Di suatu halte, entah di mana dan di jalan apa kamipun turun dari bus. Kalau kemarin kami hampir nyasar saat mencari bus ke rumah James, hari itu kami benar-benar lost in Bangkok :D Di halte tersebut tidak ada orang lain yang sedang menunggu bus juga tak ada petugas ataupun pedagang (emangnya di jakarta, hampir di setiap halte bus ada pedagang asongan :p). Kami mencoba mencari tahu posisi kami saat itu di peta. Salah satu hal yang wajib dibawa traveller independent adalah peta. Karena di situ kita bisa tahu rute dan lokasi tempat yang kita cari. Kami mencoba mencari tahu nama jalan tempat kami berada saat itu. Celingak celinguk, kami tak menemukan nama jalan satupun. Kalaupun ada papan nama ataupun tulisan, semuanya dalam bahasa dan tulisan Thai. Grook. 

Kamipun memutuskan untuk menyebrang jalan dengan tangga penyebrangan karena di halte sebrang jalan terlihat beberapa orang yang sedang menunggu bus. Kami berharap bisa mendapatkan info dari mereka. Sebenarnya untuk sesaat saya tergoda untuk menghubungi ‘teman’ saya yang saat itu bekerja di Bangkok untuk membantu. Akan tetapi gengsi saya terlalu tinggi. Ha3x :D Bukan apa-apa sih, soalnya teman saya itu, he is my ex. So I don’t want to contact him nor have any debt to him. Yang paling penting, saya juga tidak mau dianggap mengganggu apalagi ‘mengejar’nya. No way!! Walaupun kami berpisah tidak bisa dibilang dengan tidak baik juga, akan tetapi tidak juga bisa dibilang baik-baik. Dan saya tidak mau berpura-pura seakan- akan tidak ada apa-apa. He hurt me so much before, so I couldn’t pretend nothing happen. I still could be his friend – an ordinary friend – but don’t expect me to pretend to be his best friend anymore. Loe, gw, END, SELESAI!  Akhirnya, saya lebih memilih untuk bertanya. Malu bertanya, sesat di jalan. Gengsi menerpa nyasar jadinya :D

Kami mencoba menanyakan pada beberapa orang, tetapi lagi-lagi kendala bahasa jadi masalah. Kami beneran jadi dua cewek gembel yang nyasar di negeri orang saat itu. Kami akhirnya mengegelar peta untuk meminta mereka menunjukan di mana posisi kami saat itu dengan bahasa tarzan. Untunglah akhirnya ada mbak-mbak yang sepertinya baru pulang kerja membantu kami. Lebih lagi, dia juga menelpon temannya untuk tahu bagaimana cara kami untuk ke central plaza. Akhirnya disimpulkan kalau kami harus kembali menyebrang jalan, lalu jalan kaki ke perempatan sekitar 200 m dari situ baru melanjutkan naik bus yang lewat plaza central. Atau, cara termudah adalah naik taxi :D Akhirnya kami menuruti saran mbak-mbak tadi dan kembali menyebrang jalan untuk melanjutkan perjalanan. 

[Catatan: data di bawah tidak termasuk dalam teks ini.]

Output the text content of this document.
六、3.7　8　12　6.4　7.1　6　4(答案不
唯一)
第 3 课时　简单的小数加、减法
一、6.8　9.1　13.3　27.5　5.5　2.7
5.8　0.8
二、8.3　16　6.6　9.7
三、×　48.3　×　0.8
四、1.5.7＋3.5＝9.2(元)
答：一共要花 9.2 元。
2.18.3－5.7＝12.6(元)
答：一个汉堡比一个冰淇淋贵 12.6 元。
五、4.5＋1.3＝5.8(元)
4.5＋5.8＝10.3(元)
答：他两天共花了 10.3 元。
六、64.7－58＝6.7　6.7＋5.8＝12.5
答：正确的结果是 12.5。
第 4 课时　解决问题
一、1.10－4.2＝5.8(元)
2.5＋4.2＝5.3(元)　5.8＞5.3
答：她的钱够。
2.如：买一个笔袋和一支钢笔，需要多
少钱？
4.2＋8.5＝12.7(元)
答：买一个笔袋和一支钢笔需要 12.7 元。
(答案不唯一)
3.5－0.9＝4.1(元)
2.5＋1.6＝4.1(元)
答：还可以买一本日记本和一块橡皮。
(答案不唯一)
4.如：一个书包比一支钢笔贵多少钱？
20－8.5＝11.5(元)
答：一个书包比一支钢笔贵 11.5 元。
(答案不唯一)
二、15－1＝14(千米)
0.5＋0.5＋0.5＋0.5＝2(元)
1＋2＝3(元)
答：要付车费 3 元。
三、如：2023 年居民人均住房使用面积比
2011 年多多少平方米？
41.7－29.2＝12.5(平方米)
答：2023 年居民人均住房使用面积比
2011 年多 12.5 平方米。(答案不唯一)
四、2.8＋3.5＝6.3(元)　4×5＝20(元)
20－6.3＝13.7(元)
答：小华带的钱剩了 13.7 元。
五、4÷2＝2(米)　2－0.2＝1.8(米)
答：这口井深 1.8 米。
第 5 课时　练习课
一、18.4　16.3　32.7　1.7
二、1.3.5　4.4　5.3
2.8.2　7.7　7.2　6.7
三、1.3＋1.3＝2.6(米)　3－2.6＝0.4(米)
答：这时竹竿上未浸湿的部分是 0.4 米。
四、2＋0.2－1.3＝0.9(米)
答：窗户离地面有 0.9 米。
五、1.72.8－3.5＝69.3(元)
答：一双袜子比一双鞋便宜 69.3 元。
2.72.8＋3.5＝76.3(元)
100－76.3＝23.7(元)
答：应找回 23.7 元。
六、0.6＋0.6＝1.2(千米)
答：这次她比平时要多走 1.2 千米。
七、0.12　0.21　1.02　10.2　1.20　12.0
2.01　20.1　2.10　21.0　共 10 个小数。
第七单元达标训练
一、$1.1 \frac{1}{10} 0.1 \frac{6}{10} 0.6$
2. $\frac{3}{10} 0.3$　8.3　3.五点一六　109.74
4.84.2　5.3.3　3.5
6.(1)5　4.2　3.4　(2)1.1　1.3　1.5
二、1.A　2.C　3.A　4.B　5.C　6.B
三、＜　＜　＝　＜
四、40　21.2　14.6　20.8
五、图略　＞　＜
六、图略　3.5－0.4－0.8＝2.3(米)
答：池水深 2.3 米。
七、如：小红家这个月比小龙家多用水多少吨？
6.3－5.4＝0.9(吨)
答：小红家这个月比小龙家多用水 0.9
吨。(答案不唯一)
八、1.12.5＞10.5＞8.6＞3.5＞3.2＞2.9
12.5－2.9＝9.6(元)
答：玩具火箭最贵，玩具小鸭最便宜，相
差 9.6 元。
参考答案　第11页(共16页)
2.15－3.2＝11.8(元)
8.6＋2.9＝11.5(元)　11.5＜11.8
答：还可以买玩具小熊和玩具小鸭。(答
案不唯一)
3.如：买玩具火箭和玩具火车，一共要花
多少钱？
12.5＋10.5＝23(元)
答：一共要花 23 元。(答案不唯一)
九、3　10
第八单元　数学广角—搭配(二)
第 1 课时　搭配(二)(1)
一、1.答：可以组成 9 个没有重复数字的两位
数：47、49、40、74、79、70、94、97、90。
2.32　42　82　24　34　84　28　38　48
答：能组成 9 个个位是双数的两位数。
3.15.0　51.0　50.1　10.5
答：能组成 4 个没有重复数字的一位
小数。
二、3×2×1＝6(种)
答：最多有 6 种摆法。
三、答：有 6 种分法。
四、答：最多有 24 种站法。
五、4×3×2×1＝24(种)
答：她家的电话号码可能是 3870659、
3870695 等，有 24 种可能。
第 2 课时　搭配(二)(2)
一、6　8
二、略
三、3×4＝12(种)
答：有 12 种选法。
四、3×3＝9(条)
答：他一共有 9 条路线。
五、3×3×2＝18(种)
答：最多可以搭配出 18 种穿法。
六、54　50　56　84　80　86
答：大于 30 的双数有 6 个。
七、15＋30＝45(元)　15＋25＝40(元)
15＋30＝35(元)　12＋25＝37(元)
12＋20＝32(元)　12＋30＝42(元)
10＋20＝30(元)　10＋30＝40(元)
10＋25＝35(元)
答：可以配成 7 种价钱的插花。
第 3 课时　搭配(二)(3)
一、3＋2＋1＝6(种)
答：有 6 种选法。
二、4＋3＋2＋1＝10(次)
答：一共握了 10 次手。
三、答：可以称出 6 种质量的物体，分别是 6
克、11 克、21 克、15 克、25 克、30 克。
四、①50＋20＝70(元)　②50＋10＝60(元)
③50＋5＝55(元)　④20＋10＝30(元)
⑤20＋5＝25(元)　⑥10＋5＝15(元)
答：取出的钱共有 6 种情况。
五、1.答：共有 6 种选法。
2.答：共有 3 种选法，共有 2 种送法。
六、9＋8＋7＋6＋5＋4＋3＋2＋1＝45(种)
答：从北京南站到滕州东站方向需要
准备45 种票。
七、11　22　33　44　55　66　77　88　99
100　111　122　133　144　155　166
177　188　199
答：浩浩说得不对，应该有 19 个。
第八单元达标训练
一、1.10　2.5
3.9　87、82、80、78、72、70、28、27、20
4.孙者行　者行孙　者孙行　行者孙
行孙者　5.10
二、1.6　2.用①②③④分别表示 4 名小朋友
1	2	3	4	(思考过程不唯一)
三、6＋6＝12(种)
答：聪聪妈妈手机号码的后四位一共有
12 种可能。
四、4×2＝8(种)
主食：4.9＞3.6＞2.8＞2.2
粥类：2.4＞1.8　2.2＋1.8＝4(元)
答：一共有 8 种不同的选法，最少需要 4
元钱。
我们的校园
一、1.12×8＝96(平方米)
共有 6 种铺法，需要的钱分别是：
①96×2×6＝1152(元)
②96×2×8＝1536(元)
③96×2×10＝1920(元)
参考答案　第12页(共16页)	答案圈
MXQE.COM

Dari jembatan penyebrangan menuju perapata rasanya jauh sekali. Karena kami sudah sangat letih, kaki pegel dan perut kelaparan. Lagi-lagi kami tak berani makan sembarangan. Padahal, di Bangkok kalau sore sudah menjelang, hampir di sepanjang jalan ada pedagang yang menjajakan makanan aneka macam yang kelihatan menggugah selera. Tetapi lagi-lagi karena khawatir akan kehalalan makanan tersebut, kami tak berani mencoba. Jadi berpikir ada bagusnya rekan perjalanan saya sama-sama muslim, jadi kami memang sama-sama memilih dalam hal makanan. Bagaimana jadinya kalau rekan perjalanan saya non muslim? Ini bukan masalah SARA sih, karena saya tidak pernah mempermasalahkan soal SARA dalam hal pertemanan. Saya bisa berteman dengan siapa saja, akan tetapi kalau dalam hal makanan tetap saja berbeda. Saya jadi berpikir, kalau teman perjalanan saya bukan muslim, pasti dia akan sangat menderita travelling dengan saya. Karena dia jadi tidak bisa menikmati banyak makanan khas disini yang terkenal enak rasanya.

Lelah, letih dan kelaparan, akhirnya sampai juga kami ke pusat pertokoan yang kami tuju. Tujuan pertama kami pastinya adalah mencari tempat makan :D Kami memilih untuk makan ayam goreng di restoran cepat saji KFC, walaupun sebenarnya kami juga tidak terlalu yakin akan kehalalannya karena tidak ada logo halalnya. Tetapi we think, it’s better than we eat food that obviously not halal.
Setelah mengisi perut, kami berkeliling pertokoan untuk mencari tempat servis kamera. Dari hasil bertanya sana-sini sebagian besar menyarankan agar lensa dan kamera saya di’rawat inap’ untuk diperiksa dan diservis. Karena kami tidak punya banyak waktu, dan besok sudah harus meninggalkan Thailand, akhirnya saya batal memperbaiki lensa dan kamera saya. Dari hasil windows shopping di sana, kami jadi tahu, ternyata harga elektronik di Thailand lebih murah daripada di Jakarta. Dahlia membeli tripod hanya seharga 30 baht atau sekitar 90 ribu rupiah. Padahal kalau di Jakarta harganya bisa mencapai lebih dari 200 ribu rupiah. 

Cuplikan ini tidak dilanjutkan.